Amsterdam Coffeeshops FAQ

If you're planning on a trip to Amsterdam, visiting coffeeshops should be on the top of your list of things to do. Amsterdam coffeeshops are often the main reason most travellers visit the city, and when it comes to what we're used to in the UK, Amsterdam coffeeshops are a world away from what we've experienced.

What are coffeeshops?

Amsterdam coffeeshops don't just serve food or drink. In fact, they are most notorious for serving soft drugs, mainly cannabis, which is legal in Amsterdam.

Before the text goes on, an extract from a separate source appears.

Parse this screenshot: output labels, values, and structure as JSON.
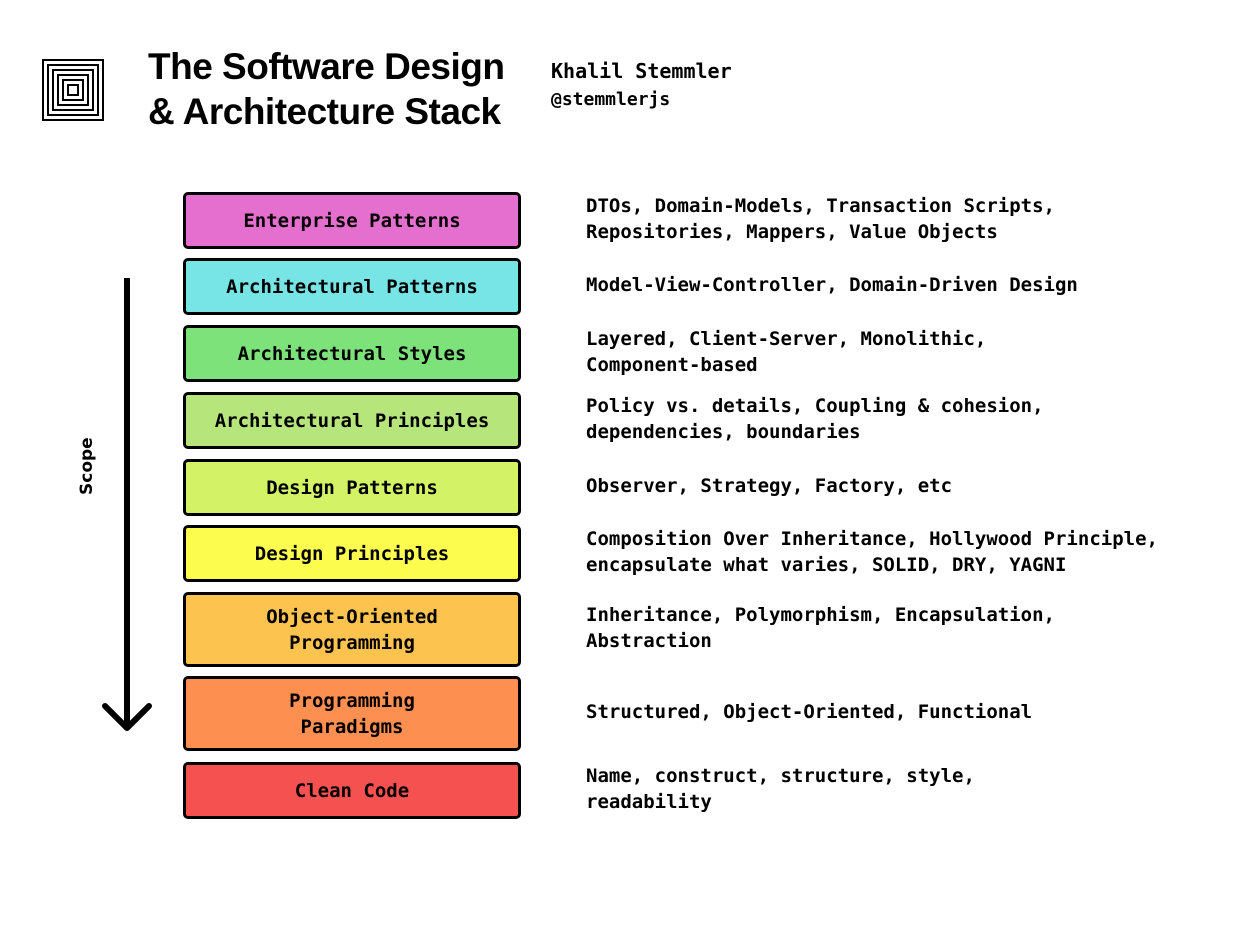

To supervise the consumption and enforce certain laws and regulations, coffeeshops will not serve alcohol and will only retain up to 500 grammes of soft drugs on the premises. But don't worry if one place is running low in a particularly busy season; coffeeshops are dotted all over Amsterdam for locals and travellers to enjoy.

Can tourists visit?

Anyone over the age of 18 can visit coffeeshops. There has been some rumours that after January 2013 tourists will have to apply for a membership card to visit coffeeshops, but this law was not passed and tourists can still consume soft drugs in the establishments legally.

How much can I purchase?

You can only purcahse 5 grammes of soft drugs per day in each coffeeshop. Coffeeshops are prohibited from selling more than this to their customers. It is illegal to purchase soft drugs on the streets in Amsterdam. Usually, you may not be allowed to purchase soft drugs in one establishment and take it to another, but this works in the same way as you would not be allowed to eat food from another establishment in a restraurant in the UK.

Are coffeeshops the main attraction?

35% of tourists will visit Amsterdam coffeeshops during their stay. Although part of the culture, there is no reason to visit coffeeshops if you don't participate in any kind of drug use. Luckily, Amsterdam is filled with attractions and sights of cultural beauty and significance to visit if you're not interested in coffeeshops.